HCF of 342, 828 is 18 the largest number which exactly divides all the numbers i.e. where the remainder is zero. Let us get into the working of this example.
Consider we have numbers 342, 828 and we need to find the HCF of these numbers. To do so, we need to choose the largest integer first and then as per Euclid's Division Lemma a = bq + r where 0 ≤ r ≤ b
Highest common factor (HCF) of 342, 828 is 18.
HCF(342, 828) = 18
Highest common factor or Highest common divisor (hcd) can be calculated by Euclid's algotithm.
Highest common factor (HCF) of 342, 828 is 18.

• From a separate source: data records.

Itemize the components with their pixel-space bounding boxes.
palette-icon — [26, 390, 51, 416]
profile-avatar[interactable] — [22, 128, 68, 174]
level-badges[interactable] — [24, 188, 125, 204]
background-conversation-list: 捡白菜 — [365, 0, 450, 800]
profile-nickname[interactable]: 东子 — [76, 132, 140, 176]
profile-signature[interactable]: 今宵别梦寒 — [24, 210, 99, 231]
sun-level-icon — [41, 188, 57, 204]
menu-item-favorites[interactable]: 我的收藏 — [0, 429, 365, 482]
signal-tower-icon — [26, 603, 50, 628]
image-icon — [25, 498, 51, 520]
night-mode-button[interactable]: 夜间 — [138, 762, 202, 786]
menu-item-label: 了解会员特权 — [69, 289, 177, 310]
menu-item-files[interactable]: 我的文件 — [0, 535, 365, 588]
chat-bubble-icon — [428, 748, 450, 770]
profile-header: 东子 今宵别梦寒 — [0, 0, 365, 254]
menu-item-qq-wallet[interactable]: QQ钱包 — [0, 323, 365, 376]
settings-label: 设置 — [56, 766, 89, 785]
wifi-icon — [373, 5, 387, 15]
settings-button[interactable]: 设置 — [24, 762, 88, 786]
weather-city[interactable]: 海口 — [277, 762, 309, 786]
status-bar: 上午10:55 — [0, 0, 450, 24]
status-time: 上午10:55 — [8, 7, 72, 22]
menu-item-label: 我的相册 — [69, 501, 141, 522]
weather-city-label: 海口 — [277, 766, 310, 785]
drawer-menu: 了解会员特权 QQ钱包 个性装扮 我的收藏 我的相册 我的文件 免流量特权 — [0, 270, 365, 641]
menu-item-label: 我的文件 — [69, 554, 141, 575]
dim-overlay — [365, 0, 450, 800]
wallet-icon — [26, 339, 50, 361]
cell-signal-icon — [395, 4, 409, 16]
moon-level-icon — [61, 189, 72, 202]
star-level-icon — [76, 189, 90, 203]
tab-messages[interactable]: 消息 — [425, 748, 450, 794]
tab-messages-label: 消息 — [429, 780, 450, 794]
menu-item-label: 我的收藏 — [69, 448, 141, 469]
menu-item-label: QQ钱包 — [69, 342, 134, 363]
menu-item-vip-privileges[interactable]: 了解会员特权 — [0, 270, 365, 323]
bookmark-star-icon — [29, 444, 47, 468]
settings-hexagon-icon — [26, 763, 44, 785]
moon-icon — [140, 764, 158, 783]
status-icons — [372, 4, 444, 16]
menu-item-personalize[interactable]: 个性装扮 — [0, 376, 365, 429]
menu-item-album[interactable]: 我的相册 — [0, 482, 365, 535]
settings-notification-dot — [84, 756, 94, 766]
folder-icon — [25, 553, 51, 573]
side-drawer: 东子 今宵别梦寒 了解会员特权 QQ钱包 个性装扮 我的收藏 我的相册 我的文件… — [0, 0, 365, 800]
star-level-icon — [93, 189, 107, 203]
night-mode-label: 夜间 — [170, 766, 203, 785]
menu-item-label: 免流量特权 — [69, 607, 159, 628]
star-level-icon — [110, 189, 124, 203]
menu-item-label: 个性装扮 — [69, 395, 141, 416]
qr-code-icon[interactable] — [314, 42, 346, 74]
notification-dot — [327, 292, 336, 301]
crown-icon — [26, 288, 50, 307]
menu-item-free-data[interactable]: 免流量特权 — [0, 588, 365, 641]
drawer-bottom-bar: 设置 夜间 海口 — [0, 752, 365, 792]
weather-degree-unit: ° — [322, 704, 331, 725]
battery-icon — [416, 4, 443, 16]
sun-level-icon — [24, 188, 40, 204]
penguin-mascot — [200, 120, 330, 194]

Step 1: Since 828 > 342, we apply the division lemma to 828 and 342, to get
828 = 342 x 2 + 144
Step 2: Since the reminder 342 ≠ 0, we apply division lemma to 144 and 342, to get
342 = 144 x 2 + 54
Step 3: We consider the new divisor 144 and the new remainder 54, and apply the division lemma to get
144 = 54 x 2 + 36
We consider the new divisor 54 and the new remainder 36,and apply the division lemma to get
54 = 36 x 1 + 18
We consider the new divisor 36 and the new remainder 18,and apply the division lemma to get
36 = 18 x 2 + 0
The remainder has now become zero, so our procedure stops. Since the divisor at this stage is 18, the HCF of 342 and 828 is 18
Notice that 18 = HCF(36,18) = HCF(54,36) = HCF(144,54) = HCF(342,144) = HCF(828,342) .
Here are some samples of HCF using Euclid's Algorithm calculations.
1. What is the Euclid division algorithm?
Answer: Euclid's Division Algorithm is a technique to compute the Highest Common Factor (HCF) of given positive integers.
2. what is the HCF of 342, 828?
Answer: HCF of 342, 828 is 18 the largest number that divides all the numbers leaving a remainder zero.
3. How to find HCF of 342, 828 using Euclid's Algorithm?
Answer: For arbitrary numbers 342, 828 apply Euclid’s Division Lemma in succession until you obtain a remainder zero. HCF is the remainder in the last but one step.